Yonhap News reports that Korea’s courts could dole out substantial fines or, potentially, a prison sentence of up to two years.
Uber launched in Korea in October, but authorities declared its service to be illegal even before it arrived. Things have continued on that path ever since, and the government is now even offering rewards to citizens who report drivers operating via unlicensed taxi services, a move that is almost certainly aimed squarely at Uber.
The U.S. company hit back at the whistle blower campaign by claiming it is in breach of the Korea-US Free Trade Agreement.
“We would like to call upon all parties to stop the unnecessary confrontation and approach this issue in a mature manner with a view to providing the kind of service that the citizens of Seoul deserve,” Allen Penn, Head Of Asia Operations for Uber, said in a statement last week.
Today’s news suggests that there is no imminent sign that Korean authorities will back down from their position against the company, and it will be interesting to see what comes next in this saga.

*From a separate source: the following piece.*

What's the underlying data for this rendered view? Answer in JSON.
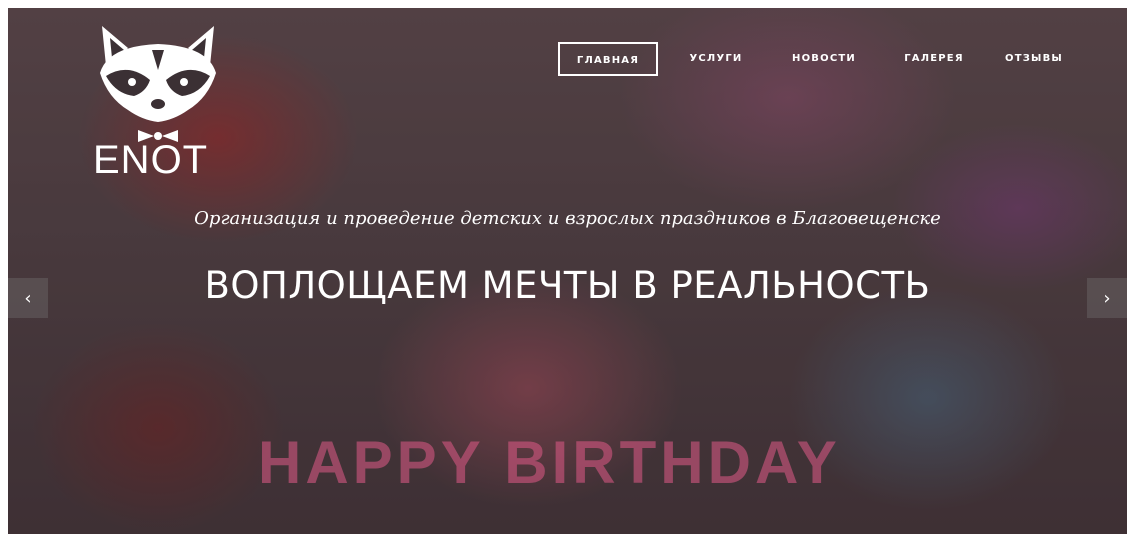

We’ve received the following statement from Uber, “Uber Technologies respects the Korean legal system and will provide its full cooperation We firmly believe that our service, which connects drivers and riders via an application, is not only legal in Korea, but that it is being welcomed and supported by consumers. At the same time, Uber does not believe it is appropriate for authorities to seek to punish drivers who are trying to make a living through this service. We are confident that the Korean court will uphold a fair and sensible judgement on this case.”